1. Awal (1)

3.1K 211 3
                                    

Malam berbintang. Saat inilah awalnya, babak baru dalam kehidupanku, aku menjadi seorang mahasiswa. Walau terdengar lucu, pikiran-pikiranku masih dipenuhi oleh mimpi. Seluruh hidupku dibayangi oleh remah-remah waktu sebagai kumpulan dari masa lalu.

Mahasiswa, oh ... rasanya ini istilah yang sedikit berat, mengingat orang pada umumnya telah melewati masa yang disebut remaja.

Dewasa, itu aku, tapi bagaimanapun kedewasaanku sekarang, seperti buah yang masak karbitan. Aku melompati fase yang dalam kehidupan dinamakan remaja. Aku menjadi dewasa tanpa pernah menjalani masa itu.

Malam ini berbintang, saat inilah awalnya. Aku bertemu denganmu yang tiba-tiba menjadi kompas dalam kehidupanku.

Aku dan empat orang teman satu kost duduk menikmati santapan malam di sebuah kafe. Tempat yang menyenangkan, kami menamakannya Tempat Biasa, tempat para mahasiswa nongkrong sambil berdiskusi mengenai apa saja, tempat favoritnya mahasiswa FISIP yang terletak di luar kampus dan telah ada sejak zaman reformasi. Letaknya di pinggir jalan, dengan setting duduk lesehan membuat suasana menjadi lebih akrab.

Saat itulah aku melihatmu masuk, wajah sangat manis yang membuat mata menatap lekat dan lebih lama dari biasanya. Kau tertawa renyah pada seorang teman di sebelahmu sambil sesekali melirik ke arah jalan. Kau mendekatiku dan bertanya apakah bangku di sebelahku kosong? Aku mengangguk, tapi tetap diam, berusaha tak jelalatan melihat parasmu.

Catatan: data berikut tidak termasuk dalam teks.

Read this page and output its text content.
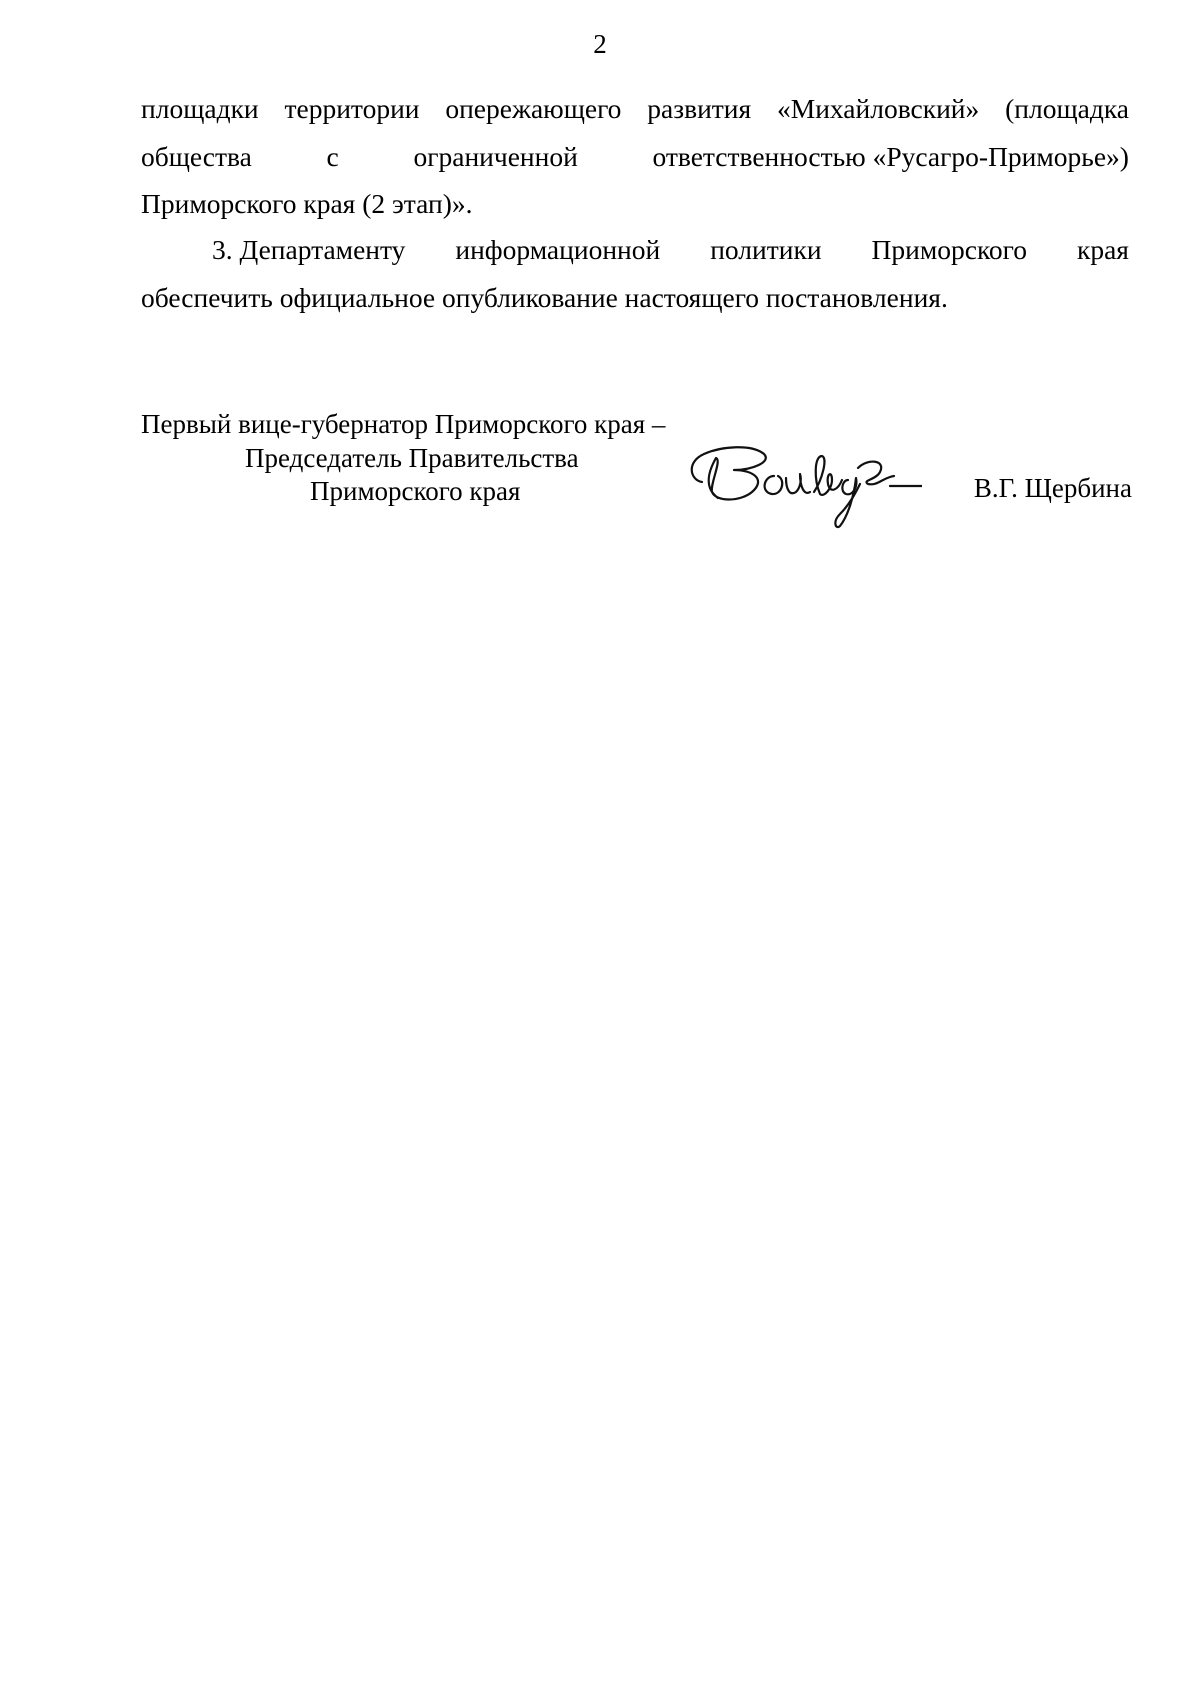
2
площадки территории опережающего развития «Михайловский» (площадка
общества	с	ограниченной	ответственностью «Русагро-Приморье»)
Приморского края (2 этап)».
3. Департаменту информационной политики Приморского края
обеспечить официальное опубликование настоящего постановления.
Первый вице-губернатор Приморского края –
Председатель Правительства
Приморского края	В.Г. Щербина
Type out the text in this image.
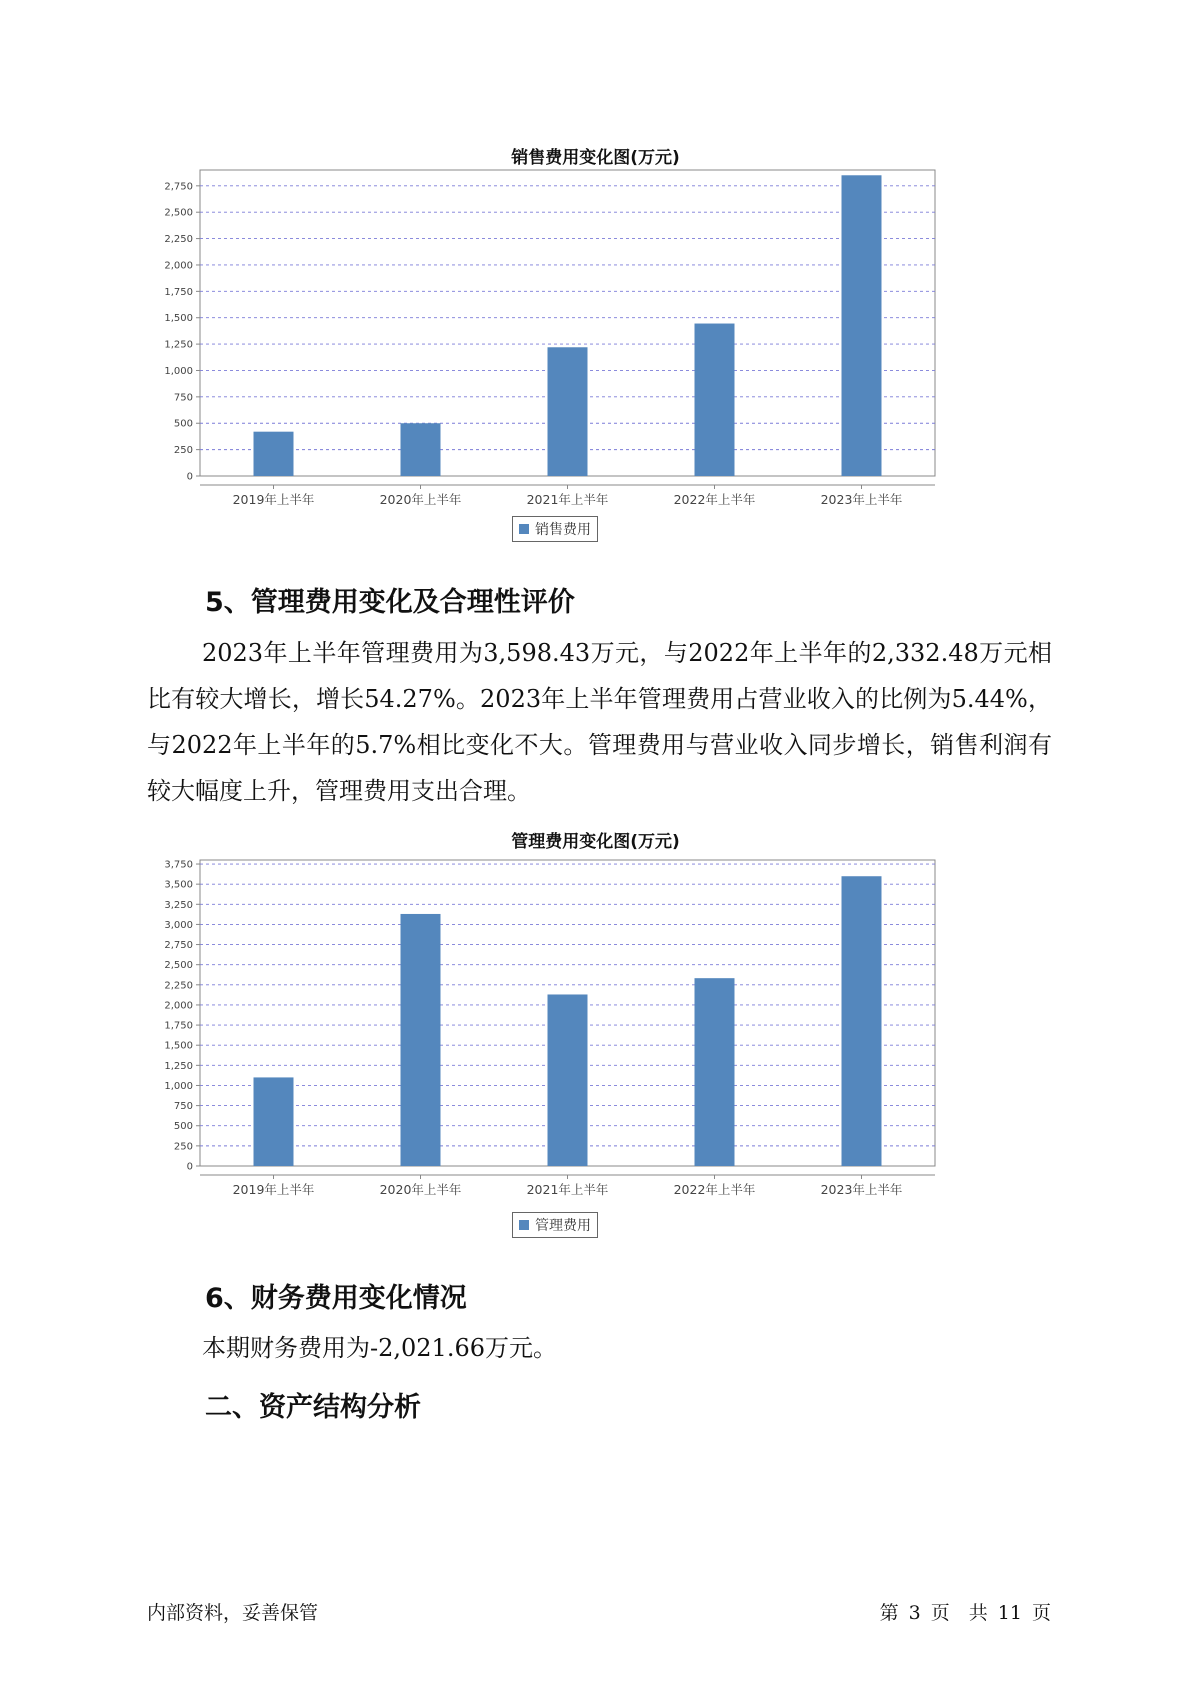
销售费用变化图(万元)
0
250
500
750
1,000
1,250
1,500
1,750
2,000
2,250
2,500
2,750
2019年上半年	2020年上半年	2021年上半年	2022年上半年	2023年上半年
销售费用
5、管理费用变化及合理性评价

2023年上半年管理费用为3,598.43万元，与2022年上半年的2,332.48万元相比有较大增长，增长54.27%。2023年上半年管理费用占营业收入的比例为5.44%，与2022年上半年的5.7%相比变化不大。管理费用与营业收入同步增长，销售利润有较大幅度上升，管理费用支出合理。

管理费用变化图(万元)
0
250
500
750
1,000
1,250
1,500
1,750
2,000
2,250
2,500
2,750
3,000
3,250
3,500
3,750
2019年上半年	2020年上半年	2021年上半年	2022年上半年	2023年上半年
管理费用
6、财务费用变化情况

本期财务费用为-2,021.66万元。

二、资产结构分析
内部资料，妥善保管	第 3 页　共 11 页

Kenapa ada orang yang membuat aku kaget setengah mati? Aku sering melihat wanita cantik, tapi ada yang berbeda mengenai gadis ini. Oh, ya? Aku jelas suka pada wanita yang cerdas, sekalipun dulu aku tak pernah memiliki kesempatan untuk menjajal seseorang.

Jujur, biasanya aku tak mudah tertarik pada wanita, apalagi pada pertemuan pertama. Aku tak suka mengakui ketertarikan pada fisik semata. Tapi aku memang cukup pintar menilai seseorang, cukup tepat mengetahui penilaianku benar. Kualihkan pandanganku, takut seseorang akan memergoki keterpanaanku. Aku pun mulai kembali terlibat dalam diskusi. Aku sedikit merinding tatkala memergokimu menguping pembicaraanku dan teman-temanku.

🌠🌠🌠

Pukul 05.00 pagi

Aku sebenarnya malas mengikuti ospek, soalnya aku pembangkang. Tipe-tipe yang akan mendapat masalah dan membuat senior senang, mangsa empuk untuk dibantai kalau beramai-ramai, apalagi dalam kondisi tak bisa melawan. Namun, aku menyadari kalau masa ini menarik, aku tak mau kehilangan moment lagi.

Cepat-cepat kuhabiskan roti tawar yang hampir mengeras, aku memang tak terlalu suka makan, jadi makanan apa saja sering utuh sampai harus terbuang. Sayang sebenarnya, mau bagaimana lagi?

Hari pertama ospek ada teman sekosan yang berbaik hati mengantarku ke kampus, sebagai anak perantauan, aku jelas belum terlalu mengenali daerah ini.

Boy, nama temanku itu. Tawa kerasnya menyambut kedatanganku ke parkiran kos. “Culun bener kau, Zi.”

Aku mengangkat bahuku, lalu dia melanjutkan, “mau diantar sampai mana?”

“Sampai gerbang aja,” Benar-benar mencari masalah, saat daftar ulang di fakultas, panitia sudah mewanti-wanti untuk tidak berangkat dengan kendaraan.

Tapi peduli amat. Boy segera melajukan kendaraan roda duanya,  dengan semangat mengenalkan nama-nama jalan maupun gang yang kami lalui. Boy, mahasiswa Fakultas Ekonomi satu tingkat di atasku.

Laju kendaraan segera mengantarkan kami ke gedung Fakultas Ilmu Sosial dan Ilmu Politik. Jurnalistik. Aku lupa tepatnya kenapa aku memilih jurusan itu, mungkin karena kekagumanku pada seorang paman, journalist senior di salah satu surat kabar terbesar di negara ini. Orang yang sejak dulu menyemangati aku.